Lumpenproletariat is a term that was originally coined by Karl Marx to describe the layer of the working class that is unlikely ever to achieve class consciousness and is therefore lost to socially useful production, of no use to the revolutionary struggle, and perhaps even an impediment to the realization of a classless society. The word is derived from the German word Lumpenproletarier, "Lumpen" literally meaning "miscreant" as well as "rag". The Marxist Internet Archive writes that "[lumpenproletariat] identifies the class of outcast, degenerated and submerged elements that make up a section of the population of industrial centers" which include "beggars, prostitutes, gangsters, racketeers, swindlers, petty criminals, tramps, chronic unemployed or unemployables, persons who have been cast out by industry, and all sorts of declassed, degraded or degenerated elements."
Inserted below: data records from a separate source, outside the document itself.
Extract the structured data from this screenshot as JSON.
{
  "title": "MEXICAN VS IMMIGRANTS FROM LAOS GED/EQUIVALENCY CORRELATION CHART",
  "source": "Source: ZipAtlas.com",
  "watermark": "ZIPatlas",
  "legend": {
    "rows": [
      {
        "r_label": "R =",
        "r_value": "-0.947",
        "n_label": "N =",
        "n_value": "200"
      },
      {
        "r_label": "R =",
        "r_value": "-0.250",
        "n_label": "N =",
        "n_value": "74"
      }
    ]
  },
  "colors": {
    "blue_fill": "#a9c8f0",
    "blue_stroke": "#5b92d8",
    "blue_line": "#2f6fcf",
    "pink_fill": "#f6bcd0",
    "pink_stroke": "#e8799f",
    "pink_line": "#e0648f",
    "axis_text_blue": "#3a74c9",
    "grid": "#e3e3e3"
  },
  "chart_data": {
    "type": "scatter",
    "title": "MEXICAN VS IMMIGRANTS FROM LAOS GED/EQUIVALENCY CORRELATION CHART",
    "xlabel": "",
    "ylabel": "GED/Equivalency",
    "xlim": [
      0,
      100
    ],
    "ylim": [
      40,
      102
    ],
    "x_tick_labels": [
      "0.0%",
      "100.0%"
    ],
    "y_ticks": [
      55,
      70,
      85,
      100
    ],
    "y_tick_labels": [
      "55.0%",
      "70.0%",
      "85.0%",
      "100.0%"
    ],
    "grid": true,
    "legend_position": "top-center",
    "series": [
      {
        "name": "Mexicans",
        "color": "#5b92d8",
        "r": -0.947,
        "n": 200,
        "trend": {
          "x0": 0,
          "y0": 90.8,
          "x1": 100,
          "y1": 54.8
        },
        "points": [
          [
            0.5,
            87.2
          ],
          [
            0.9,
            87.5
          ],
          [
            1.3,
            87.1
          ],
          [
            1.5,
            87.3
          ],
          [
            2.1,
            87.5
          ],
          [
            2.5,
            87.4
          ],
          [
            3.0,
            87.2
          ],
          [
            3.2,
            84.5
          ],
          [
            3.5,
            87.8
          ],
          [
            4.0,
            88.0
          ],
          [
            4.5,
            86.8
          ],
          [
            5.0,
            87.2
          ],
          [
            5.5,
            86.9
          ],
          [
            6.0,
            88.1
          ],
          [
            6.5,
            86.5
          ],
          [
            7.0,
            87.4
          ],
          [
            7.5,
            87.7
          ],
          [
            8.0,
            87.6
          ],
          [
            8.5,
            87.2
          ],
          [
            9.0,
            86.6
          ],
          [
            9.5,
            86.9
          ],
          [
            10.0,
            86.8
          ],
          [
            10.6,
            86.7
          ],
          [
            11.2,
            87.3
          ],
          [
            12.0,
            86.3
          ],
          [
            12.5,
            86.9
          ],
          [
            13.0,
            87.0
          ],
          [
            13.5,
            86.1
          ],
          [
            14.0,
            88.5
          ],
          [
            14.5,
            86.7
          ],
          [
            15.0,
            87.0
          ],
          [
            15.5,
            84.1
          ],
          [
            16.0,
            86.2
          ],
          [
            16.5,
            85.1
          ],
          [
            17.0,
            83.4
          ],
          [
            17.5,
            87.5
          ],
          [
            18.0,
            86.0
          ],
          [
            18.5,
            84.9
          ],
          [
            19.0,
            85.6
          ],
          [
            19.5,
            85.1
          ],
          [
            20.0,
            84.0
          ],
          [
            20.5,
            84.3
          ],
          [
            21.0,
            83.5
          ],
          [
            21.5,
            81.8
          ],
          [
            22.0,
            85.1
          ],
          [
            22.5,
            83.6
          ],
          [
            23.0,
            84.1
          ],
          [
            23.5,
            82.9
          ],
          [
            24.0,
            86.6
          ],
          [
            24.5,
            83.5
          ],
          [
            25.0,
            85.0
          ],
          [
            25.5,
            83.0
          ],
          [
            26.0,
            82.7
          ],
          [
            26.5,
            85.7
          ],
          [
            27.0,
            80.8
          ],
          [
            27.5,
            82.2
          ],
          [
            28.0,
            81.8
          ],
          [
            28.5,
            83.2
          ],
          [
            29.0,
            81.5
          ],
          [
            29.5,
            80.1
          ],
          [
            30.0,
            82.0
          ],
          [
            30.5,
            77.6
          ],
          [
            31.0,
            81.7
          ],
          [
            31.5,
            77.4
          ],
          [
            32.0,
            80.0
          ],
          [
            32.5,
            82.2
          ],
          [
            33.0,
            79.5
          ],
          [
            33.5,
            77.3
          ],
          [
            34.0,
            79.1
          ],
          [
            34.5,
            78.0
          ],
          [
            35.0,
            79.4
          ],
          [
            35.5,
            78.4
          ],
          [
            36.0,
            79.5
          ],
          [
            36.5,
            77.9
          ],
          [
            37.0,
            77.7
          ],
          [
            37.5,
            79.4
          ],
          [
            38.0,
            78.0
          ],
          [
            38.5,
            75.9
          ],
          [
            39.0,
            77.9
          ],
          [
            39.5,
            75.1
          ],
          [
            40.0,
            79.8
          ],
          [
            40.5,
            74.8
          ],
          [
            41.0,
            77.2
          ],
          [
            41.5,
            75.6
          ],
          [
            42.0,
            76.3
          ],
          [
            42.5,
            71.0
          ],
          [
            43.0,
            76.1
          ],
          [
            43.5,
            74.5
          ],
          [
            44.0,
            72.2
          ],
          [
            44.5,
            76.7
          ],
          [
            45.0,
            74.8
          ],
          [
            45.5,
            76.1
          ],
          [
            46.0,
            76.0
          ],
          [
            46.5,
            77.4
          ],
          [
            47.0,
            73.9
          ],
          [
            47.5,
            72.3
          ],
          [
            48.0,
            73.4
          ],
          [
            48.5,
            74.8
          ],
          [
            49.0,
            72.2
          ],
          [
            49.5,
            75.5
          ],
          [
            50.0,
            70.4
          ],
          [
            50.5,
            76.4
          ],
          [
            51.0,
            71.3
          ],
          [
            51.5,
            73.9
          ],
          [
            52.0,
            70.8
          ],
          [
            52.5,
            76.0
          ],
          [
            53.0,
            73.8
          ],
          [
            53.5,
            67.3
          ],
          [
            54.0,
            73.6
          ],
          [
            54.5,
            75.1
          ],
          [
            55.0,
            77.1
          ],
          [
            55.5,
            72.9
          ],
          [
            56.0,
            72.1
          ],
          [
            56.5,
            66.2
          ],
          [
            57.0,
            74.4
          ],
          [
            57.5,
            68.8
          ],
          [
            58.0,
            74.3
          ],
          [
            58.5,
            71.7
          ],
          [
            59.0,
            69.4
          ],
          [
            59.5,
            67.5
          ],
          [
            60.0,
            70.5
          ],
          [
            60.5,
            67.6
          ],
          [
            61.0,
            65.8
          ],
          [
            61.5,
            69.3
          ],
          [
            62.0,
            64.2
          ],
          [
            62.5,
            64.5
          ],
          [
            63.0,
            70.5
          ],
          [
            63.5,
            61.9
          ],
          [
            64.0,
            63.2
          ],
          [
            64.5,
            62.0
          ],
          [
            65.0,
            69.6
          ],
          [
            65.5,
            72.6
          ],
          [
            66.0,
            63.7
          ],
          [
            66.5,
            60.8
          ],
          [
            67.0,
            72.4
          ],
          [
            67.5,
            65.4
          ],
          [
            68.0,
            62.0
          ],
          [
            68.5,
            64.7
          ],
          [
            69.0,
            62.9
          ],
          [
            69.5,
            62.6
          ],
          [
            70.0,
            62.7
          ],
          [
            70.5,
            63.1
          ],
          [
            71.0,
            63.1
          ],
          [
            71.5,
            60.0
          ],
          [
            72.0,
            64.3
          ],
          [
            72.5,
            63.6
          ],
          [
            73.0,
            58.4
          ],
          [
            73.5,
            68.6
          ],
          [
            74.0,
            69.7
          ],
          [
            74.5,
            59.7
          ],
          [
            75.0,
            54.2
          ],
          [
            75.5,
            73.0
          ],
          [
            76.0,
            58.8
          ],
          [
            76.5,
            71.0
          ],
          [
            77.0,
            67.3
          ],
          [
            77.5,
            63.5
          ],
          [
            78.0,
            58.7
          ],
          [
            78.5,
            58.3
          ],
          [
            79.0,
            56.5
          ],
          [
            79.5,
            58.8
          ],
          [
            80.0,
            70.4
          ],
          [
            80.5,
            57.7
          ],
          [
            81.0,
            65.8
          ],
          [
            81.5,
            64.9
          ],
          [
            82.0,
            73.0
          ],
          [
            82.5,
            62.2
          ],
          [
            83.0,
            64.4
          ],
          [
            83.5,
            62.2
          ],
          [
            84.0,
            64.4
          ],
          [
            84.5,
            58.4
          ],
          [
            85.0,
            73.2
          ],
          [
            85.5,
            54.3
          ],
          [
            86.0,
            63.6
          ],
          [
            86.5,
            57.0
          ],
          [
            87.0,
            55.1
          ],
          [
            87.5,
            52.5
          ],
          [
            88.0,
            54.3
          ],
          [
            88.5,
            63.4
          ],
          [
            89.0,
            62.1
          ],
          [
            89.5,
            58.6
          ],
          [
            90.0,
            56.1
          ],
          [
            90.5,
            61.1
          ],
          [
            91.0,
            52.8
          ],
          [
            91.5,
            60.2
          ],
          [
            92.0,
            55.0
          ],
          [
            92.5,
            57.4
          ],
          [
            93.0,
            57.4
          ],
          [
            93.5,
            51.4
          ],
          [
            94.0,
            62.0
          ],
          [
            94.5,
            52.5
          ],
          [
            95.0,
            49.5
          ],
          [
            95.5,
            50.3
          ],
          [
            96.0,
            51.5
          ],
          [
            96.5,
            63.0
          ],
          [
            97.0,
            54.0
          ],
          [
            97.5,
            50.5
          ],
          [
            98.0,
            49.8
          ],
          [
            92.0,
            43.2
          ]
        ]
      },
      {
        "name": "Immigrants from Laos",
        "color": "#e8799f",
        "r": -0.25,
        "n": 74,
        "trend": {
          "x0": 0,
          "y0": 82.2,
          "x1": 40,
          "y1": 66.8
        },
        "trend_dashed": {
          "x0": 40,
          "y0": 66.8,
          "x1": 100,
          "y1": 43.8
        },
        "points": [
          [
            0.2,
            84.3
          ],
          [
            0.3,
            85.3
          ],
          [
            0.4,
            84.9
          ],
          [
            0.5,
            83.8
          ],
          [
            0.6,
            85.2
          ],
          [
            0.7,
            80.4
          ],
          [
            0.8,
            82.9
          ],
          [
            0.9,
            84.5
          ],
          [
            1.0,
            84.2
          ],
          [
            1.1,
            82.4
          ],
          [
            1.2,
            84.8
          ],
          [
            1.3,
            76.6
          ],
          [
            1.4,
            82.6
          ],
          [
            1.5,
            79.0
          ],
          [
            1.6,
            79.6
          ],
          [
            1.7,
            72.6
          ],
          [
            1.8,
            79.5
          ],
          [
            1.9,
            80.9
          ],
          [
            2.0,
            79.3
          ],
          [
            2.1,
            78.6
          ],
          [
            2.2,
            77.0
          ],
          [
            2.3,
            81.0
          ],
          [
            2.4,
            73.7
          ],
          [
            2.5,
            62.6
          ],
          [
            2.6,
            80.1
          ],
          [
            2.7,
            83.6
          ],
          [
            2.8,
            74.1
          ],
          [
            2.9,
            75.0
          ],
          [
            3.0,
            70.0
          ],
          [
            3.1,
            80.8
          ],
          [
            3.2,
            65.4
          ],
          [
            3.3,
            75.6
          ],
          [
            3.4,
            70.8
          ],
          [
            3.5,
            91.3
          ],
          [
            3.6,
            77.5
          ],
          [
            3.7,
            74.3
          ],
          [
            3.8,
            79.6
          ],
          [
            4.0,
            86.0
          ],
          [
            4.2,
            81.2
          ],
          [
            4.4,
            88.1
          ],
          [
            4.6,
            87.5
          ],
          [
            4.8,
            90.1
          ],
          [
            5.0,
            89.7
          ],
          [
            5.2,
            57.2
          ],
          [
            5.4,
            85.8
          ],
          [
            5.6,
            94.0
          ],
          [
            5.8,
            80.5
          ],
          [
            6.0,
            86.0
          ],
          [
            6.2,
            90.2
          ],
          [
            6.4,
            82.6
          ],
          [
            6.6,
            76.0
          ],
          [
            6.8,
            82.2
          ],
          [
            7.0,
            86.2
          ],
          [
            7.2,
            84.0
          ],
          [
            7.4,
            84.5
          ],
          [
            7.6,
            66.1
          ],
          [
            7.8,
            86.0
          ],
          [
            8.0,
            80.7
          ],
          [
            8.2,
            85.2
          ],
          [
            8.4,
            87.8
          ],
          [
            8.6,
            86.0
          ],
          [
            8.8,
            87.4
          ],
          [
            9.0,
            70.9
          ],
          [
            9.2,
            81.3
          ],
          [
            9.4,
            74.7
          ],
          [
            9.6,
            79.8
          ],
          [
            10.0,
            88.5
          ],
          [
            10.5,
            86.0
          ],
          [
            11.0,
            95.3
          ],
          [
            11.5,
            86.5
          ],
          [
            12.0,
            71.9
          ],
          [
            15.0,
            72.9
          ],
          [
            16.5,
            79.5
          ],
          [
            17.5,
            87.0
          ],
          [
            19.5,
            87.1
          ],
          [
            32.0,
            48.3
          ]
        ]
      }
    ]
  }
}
In The Eighteenth Brumaire of Louis Napoleon (1852), Marx gives this description of the lumpenproletariat:
In the Eighteenth Brumaire, Marx rhetorically describes the lumpenproletariat as a "class fraction" that constituted the political power base for Louis Bonaparte of France in 1848. In this sense, Marx argued that Bonaparte was able to place himself above the two main classes, the proletariat and bourgeoisie, by resorting to the "lumpenproletariat" as an apparently independent base of power, while in fact advancing the material interests of the "finance aristocracy".
For rhetorical purposes, Marx identifies Louis Napoleon himself as being like a member of the lumpenproletariat insofar as, being a member of the finance aristocracy, he has no direct interest in productive enterprises. This is a rhetorical flourish, however, which equates the lumpenproletariat, the rentier ('coupon clippers') class, and the apex of class society as equivalent members of the class of those with no role in useful production.